A disadvantage of being retired is that nothing much happens unless one makes it happen, thus depriving the blogger of filler material in the nature of “What I did yesterday.” One can make only so many stories from sleeping, eating, grocery shopping, cats, and wandering in computer games. But I can see that when one is old enough to have been retired for a few years, nothing new is preferable to a lot of the alternatives.
A couple of my favorite really rustic Southernisms:
“I knewn I know’d you!” (On confirming that someone is an old acquaintance.)
“I ain’t done tucken none off yet.” (Way up in the North Carolina mountains we saw a sign on a cabin, “HONEY FOR SALE”. Having been warned not just to walk up to one of those rickety wooden homes, whose residents owned rifles and were perpetually suspicious of strangers, my father called from a distance below, “We’d like to buy some honey.” The mountaineer who was lounging in a rocking chair on the front porch called back, “I ain’t done tucken none off yet. Come back tomorry.” My father returned every day for the rest of our 5-day vacation and got the same answer from the rocking chair every time, “I ain’t done tucken none off yet.”
I may have told the following story, but here it is:
My father grew up on a ranch/farm on the Florida frontier at the beginning of the 20th Century. The noon meal, “dinner”, was the big feast of the day. The men would come in from the fields after working since dawn and join the women and other family members at a long table groaning with roast beef, ham, fried chicken, perhaps leg of lamb or pork chops, bowls of vegetables, corn bread, gravy, and pies.

WHERE MY FATHER GREW UP, AND WHERE THE DINNERS WERE SERVED (Click to enlarge)
Old Man Folks, with his white beard, was too old to plow or herd cows, but his famous skill as a trencherman was undiminished by age. He ate amazing quantities, and at the end of every dinner he would say the same thing as he pushed back his chair and raised his napkin to his lips for a final wipe,
“I enjoyed them few mouthfuls as much as if I’d et a hearty meal.”
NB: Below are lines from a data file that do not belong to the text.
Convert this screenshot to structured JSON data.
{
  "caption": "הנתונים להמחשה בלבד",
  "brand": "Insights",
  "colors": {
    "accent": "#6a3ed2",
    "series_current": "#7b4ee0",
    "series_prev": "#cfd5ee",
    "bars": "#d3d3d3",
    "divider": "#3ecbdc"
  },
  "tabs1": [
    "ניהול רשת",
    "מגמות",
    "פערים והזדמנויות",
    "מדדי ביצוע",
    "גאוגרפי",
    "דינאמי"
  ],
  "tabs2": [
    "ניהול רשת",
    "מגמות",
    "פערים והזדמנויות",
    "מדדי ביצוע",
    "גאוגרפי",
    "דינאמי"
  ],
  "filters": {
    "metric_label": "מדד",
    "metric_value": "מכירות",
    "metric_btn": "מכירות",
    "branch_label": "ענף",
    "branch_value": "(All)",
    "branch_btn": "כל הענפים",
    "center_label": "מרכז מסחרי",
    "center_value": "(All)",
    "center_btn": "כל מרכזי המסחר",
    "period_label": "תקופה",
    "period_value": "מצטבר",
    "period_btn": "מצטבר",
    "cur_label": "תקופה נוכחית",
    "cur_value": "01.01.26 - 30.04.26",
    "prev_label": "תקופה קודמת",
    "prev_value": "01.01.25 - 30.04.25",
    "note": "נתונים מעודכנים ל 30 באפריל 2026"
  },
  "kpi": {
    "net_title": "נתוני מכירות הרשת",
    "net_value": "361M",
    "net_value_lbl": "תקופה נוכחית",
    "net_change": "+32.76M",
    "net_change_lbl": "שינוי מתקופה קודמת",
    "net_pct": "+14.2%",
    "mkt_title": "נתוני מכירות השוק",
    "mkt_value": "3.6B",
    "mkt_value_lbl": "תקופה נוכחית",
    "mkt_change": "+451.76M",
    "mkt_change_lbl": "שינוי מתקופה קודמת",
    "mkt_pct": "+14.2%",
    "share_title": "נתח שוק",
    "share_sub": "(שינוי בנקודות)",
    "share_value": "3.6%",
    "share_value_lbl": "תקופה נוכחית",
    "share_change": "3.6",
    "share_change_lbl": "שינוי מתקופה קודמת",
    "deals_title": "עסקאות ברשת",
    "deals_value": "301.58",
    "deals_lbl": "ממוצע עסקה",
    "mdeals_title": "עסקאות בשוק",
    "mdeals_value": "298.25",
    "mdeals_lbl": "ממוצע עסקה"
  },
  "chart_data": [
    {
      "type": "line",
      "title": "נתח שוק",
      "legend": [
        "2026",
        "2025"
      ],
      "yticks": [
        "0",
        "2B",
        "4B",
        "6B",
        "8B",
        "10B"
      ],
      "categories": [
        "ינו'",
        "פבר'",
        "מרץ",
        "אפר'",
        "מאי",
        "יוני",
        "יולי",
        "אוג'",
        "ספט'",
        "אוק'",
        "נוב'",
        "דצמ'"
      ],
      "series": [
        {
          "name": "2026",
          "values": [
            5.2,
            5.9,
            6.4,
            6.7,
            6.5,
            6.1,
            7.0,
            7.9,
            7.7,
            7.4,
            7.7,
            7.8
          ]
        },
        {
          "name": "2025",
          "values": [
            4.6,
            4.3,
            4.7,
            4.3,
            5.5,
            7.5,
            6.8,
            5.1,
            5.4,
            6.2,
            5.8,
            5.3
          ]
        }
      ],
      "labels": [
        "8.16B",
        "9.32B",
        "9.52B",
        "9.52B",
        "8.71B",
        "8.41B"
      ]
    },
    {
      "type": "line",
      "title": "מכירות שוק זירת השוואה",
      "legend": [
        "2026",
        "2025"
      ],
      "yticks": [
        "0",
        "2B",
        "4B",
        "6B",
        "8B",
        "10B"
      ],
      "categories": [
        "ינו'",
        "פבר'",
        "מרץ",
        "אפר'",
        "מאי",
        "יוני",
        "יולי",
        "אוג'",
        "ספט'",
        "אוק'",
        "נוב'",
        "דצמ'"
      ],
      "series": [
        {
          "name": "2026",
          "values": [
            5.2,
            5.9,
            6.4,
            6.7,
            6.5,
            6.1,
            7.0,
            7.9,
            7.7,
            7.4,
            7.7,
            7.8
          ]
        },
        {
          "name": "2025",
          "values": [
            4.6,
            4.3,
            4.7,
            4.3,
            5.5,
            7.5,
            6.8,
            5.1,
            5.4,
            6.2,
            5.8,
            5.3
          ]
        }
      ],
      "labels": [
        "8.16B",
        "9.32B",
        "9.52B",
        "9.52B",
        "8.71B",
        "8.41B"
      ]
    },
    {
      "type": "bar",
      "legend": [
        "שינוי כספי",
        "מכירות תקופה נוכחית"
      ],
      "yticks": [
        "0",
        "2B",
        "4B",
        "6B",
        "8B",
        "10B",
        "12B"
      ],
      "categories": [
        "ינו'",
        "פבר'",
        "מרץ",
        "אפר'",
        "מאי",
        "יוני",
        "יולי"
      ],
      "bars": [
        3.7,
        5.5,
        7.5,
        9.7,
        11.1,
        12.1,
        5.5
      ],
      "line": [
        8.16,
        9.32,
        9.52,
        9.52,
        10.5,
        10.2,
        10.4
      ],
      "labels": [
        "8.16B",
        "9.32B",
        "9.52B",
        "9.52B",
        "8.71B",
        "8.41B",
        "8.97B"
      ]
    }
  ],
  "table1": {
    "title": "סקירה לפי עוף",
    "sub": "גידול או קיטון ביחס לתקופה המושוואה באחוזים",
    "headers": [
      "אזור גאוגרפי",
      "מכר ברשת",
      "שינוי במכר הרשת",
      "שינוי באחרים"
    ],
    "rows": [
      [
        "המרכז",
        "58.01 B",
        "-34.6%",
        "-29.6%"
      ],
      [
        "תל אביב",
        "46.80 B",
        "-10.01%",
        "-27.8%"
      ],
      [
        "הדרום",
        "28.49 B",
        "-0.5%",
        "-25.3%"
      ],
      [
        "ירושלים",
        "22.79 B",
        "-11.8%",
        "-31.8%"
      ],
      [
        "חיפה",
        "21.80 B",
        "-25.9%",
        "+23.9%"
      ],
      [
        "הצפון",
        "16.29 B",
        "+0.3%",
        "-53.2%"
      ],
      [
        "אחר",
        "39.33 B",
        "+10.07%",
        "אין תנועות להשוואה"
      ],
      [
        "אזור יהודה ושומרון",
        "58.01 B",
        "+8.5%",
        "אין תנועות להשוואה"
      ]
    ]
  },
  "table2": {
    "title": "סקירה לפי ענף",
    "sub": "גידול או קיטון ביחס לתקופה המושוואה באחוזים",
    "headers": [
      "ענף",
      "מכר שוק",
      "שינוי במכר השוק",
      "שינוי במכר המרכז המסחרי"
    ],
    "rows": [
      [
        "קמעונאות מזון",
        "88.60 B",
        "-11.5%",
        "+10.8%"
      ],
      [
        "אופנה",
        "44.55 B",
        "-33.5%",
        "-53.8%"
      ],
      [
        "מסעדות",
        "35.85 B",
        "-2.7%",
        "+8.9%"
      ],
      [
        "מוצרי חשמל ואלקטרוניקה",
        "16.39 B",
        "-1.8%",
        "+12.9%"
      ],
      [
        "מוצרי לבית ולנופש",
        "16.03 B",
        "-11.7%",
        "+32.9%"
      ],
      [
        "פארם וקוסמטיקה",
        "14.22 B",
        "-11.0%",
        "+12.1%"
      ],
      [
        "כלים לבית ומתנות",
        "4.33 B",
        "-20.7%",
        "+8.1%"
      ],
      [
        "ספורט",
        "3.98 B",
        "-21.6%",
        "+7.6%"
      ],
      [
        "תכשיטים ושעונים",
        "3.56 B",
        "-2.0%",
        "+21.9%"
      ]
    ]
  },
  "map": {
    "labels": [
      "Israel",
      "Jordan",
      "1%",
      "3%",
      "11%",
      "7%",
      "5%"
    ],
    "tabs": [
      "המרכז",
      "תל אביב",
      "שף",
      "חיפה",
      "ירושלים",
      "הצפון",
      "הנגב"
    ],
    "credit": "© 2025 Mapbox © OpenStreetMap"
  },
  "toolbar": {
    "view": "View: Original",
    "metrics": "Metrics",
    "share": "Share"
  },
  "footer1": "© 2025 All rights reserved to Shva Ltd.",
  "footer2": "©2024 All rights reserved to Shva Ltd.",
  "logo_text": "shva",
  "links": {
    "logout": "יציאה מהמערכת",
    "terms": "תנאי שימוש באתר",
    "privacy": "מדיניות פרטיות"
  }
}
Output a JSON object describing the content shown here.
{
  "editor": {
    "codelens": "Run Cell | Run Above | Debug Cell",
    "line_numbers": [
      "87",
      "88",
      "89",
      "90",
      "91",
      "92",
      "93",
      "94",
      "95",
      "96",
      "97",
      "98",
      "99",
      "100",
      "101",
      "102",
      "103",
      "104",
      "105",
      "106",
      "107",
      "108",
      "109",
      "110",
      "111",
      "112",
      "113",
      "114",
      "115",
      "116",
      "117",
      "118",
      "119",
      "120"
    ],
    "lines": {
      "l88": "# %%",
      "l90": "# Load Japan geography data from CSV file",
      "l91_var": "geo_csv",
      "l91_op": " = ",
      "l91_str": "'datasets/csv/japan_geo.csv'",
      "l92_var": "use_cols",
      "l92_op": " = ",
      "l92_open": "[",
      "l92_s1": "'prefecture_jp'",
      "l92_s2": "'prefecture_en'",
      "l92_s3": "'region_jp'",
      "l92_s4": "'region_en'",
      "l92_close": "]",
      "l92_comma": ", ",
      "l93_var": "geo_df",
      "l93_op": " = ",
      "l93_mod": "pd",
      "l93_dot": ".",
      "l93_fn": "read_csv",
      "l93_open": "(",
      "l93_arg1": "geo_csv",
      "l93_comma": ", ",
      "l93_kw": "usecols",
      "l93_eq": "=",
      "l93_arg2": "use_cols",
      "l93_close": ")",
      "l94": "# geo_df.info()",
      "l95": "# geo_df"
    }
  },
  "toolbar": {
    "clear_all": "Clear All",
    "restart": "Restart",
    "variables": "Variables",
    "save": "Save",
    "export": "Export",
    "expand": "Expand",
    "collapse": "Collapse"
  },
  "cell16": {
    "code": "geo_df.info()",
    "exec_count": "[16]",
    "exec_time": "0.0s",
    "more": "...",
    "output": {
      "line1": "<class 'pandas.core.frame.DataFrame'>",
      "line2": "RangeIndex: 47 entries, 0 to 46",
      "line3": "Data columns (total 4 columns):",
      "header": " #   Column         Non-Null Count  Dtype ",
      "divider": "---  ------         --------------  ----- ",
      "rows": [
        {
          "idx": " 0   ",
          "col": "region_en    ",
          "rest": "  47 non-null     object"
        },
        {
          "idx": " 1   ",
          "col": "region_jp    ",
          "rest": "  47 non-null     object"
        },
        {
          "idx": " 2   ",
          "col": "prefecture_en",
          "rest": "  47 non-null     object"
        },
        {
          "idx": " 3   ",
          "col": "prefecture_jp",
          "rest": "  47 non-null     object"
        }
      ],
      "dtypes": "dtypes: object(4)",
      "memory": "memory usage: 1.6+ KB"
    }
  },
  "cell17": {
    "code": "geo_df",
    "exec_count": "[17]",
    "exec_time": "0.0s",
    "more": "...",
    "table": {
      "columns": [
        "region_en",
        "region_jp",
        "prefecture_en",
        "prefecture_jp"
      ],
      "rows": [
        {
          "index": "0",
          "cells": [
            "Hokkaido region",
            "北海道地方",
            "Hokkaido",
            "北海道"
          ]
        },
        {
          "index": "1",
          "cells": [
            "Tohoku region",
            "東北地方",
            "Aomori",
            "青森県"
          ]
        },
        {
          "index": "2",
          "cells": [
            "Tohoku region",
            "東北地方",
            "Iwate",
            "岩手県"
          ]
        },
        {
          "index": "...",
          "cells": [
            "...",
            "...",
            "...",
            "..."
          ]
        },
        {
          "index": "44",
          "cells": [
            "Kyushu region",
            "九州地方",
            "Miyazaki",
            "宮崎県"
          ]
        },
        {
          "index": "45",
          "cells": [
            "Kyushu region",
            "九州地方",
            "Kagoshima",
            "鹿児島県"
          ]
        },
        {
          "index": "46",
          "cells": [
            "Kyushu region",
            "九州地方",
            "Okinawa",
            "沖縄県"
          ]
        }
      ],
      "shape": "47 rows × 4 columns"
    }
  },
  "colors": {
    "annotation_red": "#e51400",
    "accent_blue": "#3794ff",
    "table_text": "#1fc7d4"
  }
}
Which makes me smile, but may have worn a little thin on my grandmother.
After a special repast he wanted to compliment the hostess and said, “That was a delicious dinner . . . what there was of it.” Realizing his faux pas he added, “And there was plenty of it, such as it was.”
Old Man Folks lives on because rarely a day goes by that I don’t say jokingly about something, “what there was of it . . . such as it was.” Amazingly useful and versatile phrases.